Senate Passes Bill to Choose Next Monarch

A draft law allowing for the abdication and succession of King Norodom Sihanouk was passed Monday in the Senate and Con­stitutional Council, setting the stage for an unprecedented meeting of the Royal Council of the Throne this week to possibly select a new reigning monarch.

The draft, which sets forth the Throne Council’s protocol for naming a successor in the event of a king’s abdication, passed with little debate in the Senate and was deemed legal later in the day by the Constitutional Council. Senate President Chea Sim, acting head of state in King Sihanouk’s ab­sence, signed the final draft into law late Monday.

Officials said the law will enable the Throne Council to meet later this week, when it is expected to name Prince Norodom Sihamoni as King Sihanouk’s successor.
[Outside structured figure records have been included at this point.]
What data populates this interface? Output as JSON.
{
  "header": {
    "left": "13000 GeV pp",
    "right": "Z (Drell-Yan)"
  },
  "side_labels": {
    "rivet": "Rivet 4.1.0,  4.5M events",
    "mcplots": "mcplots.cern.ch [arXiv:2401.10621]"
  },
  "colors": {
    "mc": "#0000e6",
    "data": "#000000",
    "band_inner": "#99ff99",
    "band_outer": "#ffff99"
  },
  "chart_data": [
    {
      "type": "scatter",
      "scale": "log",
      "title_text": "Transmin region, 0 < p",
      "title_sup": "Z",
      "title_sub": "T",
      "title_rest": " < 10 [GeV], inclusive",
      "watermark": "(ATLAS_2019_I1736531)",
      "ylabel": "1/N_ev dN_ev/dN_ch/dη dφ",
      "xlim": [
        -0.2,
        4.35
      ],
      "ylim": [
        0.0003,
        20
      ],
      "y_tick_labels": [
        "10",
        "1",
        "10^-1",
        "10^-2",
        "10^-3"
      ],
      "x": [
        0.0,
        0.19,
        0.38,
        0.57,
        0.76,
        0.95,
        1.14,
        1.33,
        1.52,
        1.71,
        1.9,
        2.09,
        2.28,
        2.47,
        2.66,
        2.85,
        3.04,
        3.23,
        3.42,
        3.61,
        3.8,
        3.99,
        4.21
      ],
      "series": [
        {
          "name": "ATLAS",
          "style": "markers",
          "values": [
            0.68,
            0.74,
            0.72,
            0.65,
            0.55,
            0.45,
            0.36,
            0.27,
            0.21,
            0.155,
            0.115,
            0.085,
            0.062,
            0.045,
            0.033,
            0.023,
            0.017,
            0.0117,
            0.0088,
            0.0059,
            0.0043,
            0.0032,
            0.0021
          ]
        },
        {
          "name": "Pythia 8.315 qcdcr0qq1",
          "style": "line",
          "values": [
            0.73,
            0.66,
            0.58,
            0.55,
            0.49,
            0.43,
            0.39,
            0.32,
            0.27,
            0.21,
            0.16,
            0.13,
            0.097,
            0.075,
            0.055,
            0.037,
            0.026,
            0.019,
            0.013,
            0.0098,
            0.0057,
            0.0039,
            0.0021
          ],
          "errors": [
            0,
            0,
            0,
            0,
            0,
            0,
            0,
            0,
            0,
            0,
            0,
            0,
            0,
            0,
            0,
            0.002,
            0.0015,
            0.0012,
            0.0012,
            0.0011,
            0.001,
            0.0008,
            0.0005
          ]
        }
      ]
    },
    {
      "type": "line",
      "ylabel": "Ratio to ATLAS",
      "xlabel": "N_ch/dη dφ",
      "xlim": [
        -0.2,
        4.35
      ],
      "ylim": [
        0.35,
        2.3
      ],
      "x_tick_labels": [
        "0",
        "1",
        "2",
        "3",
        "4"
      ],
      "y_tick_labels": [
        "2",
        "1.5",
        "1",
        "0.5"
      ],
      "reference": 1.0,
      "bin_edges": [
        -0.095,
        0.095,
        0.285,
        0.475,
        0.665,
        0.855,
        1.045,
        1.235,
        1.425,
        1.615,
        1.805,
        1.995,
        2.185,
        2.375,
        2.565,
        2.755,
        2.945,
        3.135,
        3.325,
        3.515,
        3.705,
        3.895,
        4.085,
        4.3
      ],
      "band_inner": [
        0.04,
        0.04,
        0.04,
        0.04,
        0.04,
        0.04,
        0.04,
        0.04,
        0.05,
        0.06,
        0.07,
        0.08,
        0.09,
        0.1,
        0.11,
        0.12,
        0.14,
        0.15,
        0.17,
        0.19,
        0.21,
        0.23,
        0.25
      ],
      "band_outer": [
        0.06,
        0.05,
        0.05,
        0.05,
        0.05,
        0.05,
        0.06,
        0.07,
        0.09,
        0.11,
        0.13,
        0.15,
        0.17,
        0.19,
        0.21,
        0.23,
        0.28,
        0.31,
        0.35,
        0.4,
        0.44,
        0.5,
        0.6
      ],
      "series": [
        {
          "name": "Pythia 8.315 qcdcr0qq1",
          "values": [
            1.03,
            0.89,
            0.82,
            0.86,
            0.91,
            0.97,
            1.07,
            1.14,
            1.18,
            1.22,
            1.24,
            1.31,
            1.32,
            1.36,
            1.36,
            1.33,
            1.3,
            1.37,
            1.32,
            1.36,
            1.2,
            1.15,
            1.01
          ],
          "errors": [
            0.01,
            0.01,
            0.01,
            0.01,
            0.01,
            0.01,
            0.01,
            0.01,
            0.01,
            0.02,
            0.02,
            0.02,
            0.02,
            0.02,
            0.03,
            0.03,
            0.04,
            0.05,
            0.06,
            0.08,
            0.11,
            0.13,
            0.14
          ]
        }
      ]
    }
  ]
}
The King announced his retirement last week through a statement read by his son, National Assembly President Prince Nor­odom Ranariddh.

The King has since affirmed his intentions to abdicate through a statement posted on his Web site, despite a chorus of pleas from members of the Royal

family, Prime Minister Hun Sen and other government officials that he retain his throne.

The King, now in Beijing, has said he will return to Cambodia only after a law outlining a procedure for his abdication is adopted. His ultimatum follows months of intense criticism of Hun Sen’s government and bickering between the three main political parties.

The 81-year-old King, who has said he supports Prince Sihamoni as his successor, says he intends to retire to a palatial home in Siem Reap and nurse his many ailments.

Overseeing the Senate session Monday in Chea Sim’s absence, Prince Sisowath Chivan Monireak reiterated the mantra spoken by the country’s leaders over the past week by first imploring King Sihanouk to stay on as monarch, then throwing his support behind Prince Sihamoni. Prince Sihamoni, the 51-year-old son of King Sihanouk and Queen Norodom Monineath, is the country’s former ambassador to Unesco and leading candidate to succeed his father.

The law adopted Monday passed with the approval of 49 of 51 senators in attendance at the emergency session. It passed the Assembly last week.

It calls for a simple majority of the nine-member Throne Council to elect a successor and gives the abdicating king no say in who succeeds him, against the suggestions of a handful of opposition senators who argued that such a provision allows for CPP-aligned members to dominate the vote.

A Thursday 4 pm deadline for a chosen successor now approaches with uncertain expectations of a Throne Council that has never met and to date has existed only in the vague letters of the Constitution.

Hun Sen told reporters on Sunday that Cambodia could become a republic if the Throne Council fails to meet and forge a decision before Thursday’s deadline. The premier was citing a Constitutional article outlining a seven-day time limit for selecting a successor King, commencing with the monarch’s announcement last week.

As outlined in the Constitution, the Council will consist of the top three members of the Senate and the Assembly as well as the premier and the country’s top two monks.

Prince Ranariddh, who left this weekend to visit the King in Beijing, delayed his scheduled return Monday to Phnom Penh and is now expected to return later in the week.